I wanted to rattle that fact off right away as I am sure the majority of you reading this seemingly political piece would like to know how I lean. So yes, this is a Democrat authoring a piece about why President Trump is dangerous to America. The difference is, politics have nothing to do with why.

“Temperament” was a word thrown around during the election that I want to revisit. Critics of then-candidate Trump would often pivot back to the the question of his temperament. At first, I found the strategy laughable. We look at the history of our country and there are times where all of our leaders have lacked the same temperament to lead. Bill Clinton lied to the American People about his sexual encounters in the Oval Office with an intern, Richard Nixon illegally recorded conversations, Lyndon B. Johnson has, famously now, been known to weirdly invite colleagues into the bathroom with him and the list can go on and on. No human is perfect, we all have flaws, it is only when those flaws become fearful that they become a bigger issue.

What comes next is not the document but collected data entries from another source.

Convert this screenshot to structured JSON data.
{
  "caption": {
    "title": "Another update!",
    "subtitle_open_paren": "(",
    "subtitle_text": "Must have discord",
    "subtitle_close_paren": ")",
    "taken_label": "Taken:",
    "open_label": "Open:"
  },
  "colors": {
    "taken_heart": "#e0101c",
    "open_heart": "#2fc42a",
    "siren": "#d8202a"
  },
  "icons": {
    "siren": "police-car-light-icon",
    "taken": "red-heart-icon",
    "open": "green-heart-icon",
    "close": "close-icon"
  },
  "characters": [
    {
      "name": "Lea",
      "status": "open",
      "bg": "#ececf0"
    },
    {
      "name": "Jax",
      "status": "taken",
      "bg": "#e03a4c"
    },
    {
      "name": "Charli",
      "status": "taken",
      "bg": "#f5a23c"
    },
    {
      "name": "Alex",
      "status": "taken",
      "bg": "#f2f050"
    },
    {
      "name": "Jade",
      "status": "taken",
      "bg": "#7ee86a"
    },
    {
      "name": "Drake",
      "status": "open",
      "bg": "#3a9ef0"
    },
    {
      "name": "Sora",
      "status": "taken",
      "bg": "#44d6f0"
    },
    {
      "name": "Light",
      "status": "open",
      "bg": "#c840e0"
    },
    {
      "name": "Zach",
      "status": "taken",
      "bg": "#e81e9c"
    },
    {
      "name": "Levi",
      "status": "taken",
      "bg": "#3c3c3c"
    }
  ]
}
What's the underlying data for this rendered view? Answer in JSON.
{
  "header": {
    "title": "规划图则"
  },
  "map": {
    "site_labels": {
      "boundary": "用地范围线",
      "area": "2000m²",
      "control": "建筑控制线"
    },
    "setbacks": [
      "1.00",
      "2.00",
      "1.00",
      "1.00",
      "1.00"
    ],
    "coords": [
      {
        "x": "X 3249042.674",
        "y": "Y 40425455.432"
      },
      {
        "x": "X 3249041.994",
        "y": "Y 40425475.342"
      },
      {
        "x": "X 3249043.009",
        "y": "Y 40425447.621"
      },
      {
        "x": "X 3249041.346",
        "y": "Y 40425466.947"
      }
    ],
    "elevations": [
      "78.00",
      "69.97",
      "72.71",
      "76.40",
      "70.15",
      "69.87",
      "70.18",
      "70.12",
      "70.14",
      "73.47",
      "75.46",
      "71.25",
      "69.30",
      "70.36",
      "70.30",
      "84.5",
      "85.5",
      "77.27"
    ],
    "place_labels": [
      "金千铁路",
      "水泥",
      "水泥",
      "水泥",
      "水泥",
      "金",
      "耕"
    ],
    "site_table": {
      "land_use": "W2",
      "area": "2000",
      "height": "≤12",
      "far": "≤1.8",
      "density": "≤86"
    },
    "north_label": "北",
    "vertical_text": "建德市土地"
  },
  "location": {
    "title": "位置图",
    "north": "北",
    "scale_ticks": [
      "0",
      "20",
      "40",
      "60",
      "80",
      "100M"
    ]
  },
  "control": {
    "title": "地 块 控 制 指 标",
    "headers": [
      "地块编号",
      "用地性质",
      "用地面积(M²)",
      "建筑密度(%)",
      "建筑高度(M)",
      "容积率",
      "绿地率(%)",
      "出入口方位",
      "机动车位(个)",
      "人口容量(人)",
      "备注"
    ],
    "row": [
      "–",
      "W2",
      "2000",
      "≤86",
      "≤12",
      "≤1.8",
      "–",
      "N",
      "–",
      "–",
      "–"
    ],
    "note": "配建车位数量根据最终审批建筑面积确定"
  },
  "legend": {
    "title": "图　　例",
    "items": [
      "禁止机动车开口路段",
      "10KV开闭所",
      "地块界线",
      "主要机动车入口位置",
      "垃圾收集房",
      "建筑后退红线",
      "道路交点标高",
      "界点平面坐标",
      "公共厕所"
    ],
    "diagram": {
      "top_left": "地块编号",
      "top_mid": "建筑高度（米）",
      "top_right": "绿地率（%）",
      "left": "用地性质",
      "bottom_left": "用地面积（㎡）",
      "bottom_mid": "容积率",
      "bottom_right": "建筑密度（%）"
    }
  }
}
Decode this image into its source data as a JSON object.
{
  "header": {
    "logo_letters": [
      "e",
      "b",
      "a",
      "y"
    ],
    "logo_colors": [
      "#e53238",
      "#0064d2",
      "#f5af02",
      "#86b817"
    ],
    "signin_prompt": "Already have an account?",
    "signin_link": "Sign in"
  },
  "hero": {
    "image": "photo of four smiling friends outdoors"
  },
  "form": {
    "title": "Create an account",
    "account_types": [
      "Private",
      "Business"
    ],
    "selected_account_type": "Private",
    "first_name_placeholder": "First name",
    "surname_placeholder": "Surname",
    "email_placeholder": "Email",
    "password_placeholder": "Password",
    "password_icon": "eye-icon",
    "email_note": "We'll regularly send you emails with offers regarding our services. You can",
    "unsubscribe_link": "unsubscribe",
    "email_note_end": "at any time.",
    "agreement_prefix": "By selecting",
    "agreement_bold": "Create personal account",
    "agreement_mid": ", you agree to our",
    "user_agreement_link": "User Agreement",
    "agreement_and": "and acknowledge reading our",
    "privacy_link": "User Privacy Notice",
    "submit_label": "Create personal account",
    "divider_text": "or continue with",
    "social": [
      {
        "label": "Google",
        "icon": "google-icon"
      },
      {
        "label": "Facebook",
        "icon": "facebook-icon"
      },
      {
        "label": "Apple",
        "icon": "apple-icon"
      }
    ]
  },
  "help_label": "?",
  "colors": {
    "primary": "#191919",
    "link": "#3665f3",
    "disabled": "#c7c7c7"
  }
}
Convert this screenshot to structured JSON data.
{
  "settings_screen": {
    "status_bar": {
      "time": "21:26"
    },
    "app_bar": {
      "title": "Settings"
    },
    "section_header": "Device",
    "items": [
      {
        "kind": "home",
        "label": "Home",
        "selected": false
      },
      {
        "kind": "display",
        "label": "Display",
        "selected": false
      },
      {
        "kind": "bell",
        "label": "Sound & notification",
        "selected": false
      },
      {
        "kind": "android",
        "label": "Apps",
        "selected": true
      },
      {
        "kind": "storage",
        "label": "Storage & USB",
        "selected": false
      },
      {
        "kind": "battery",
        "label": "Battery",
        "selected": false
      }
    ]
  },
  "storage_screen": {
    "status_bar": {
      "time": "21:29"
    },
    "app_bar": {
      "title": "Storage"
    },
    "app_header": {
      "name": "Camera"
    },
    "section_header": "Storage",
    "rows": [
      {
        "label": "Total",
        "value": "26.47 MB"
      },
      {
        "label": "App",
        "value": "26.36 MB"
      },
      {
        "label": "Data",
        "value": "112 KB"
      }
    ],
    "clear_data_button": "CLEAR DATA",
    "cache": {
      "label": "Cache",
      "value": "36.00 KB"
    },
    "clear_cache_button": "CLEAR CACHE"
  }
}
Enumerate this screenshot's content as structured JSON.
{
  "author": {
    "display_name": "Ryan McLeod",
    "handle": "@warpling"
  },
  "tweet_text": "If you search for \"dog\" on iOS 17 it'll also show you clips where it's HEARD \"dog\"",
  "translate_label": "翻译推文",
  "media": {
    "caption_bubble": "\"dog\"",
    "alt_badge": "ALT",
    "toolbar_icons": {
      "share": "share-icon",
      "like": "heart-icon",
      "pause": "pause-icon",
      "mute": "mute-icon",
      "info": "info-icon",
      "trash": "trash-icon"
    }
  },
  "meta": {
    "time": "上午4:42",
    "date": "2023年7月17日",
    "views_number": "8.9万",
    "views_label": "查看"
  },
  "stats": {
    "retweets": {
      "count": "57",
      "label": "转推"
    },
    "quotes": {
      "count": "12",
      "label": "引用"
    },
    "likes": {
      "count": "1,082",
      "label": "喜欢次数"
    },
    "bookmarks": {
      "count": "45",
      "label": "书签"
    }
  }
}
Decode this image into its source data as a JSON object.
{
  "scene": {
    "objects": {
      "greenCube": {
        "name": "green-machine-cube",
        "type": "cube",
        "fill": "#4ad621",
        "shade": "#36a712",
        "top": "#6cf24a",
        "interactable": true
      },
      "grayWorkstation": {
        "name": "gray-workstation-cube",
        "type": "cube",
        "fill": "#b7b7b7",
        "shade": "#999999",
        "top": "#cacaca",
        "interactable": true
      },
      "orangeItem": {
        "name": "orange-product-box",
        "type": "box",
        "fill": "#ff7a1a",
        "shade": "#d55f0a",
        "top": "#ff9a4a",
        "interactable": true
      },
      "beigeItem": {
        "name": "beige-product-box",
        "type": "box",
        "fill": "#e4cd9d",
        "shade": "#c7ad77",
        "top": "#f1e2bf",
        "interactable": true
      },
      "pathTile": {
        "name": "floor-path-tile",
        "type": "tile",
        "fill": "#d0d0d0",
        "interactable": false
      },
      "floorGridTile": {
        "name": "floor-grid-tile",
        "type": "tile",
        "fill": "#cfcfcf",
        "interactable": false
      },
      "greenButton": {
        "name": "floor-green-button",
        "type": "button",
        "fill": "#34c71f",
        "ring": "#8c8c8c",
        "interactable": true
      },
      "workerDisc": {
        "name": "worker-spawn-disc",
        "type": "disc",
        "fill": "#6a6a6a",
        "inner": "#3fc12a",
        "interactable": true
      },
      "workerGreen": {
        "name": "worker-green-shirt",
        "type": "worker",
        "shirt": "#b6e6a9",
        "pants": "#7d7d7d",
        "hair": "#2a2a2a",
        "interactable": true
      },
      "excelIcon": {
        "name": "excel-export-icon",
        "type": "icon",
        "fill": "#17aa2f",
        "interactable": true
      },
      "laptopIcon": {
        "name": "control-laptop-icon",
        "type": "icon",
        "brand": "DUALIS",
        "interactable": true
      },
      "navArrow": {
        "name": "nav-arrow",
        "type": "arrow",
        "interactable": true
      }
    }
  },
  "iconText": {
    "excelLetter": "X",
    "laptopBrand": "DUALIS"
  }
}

President Trump has done just that.

He is a person who looks strongest when he is making jabs at those who are weaker. Hillary Clinton, his favorite target, cannot go a month without hearing her name come out of a Trump surrogate’s mouth. I can’t recall any leader of a modern democracy who has continually spoken about the person they’ve beaten almost a year after the election.

Puerto Rico, after being ravished by a natural disaster forcing the island to be without power, was the next target, with President Trump claiming that the problems of post-hurricane Puerto Rico were partially the fault of the Puerto Rican government.

Trump has endorsed behavior of violence, gloating and hate speech against those who disagree, then has the audacity to stand at a podium and claim we need to come together as a country.

This is all so confusing to me. Today’s political discourse has evolved from Charles Krauthammer and Joe Scarborough each arguing their side of a particular policy decision to a series of cartoon frogs holding cups with the phrase “liberal tears” as twitter profile pictures doing anything they can to gain the attention of our President.

Republican lawmakers before the era of Trump would at least put policy up for debate that was debatable. Now, we see Republicans fighting each other and threatening to target their seats. This all started with the election of Donald Trump.

Do we want our next generation of leaders to look up to a man who feeds off the weak? Are we OK with allowing The President of The United States to explore ways to punish the free press?

Some will say “yes” and cite the booming stock market and job growth we are seeing. Me, I look at the unfinished pyramid on the back of our dollar bills and say no, we can do better. It’s time we all strive to be the best we can be, that means admitting when you’re wrong and not vindicating those who are. Washington could use a boost of humility, but in January, it got just the opposite.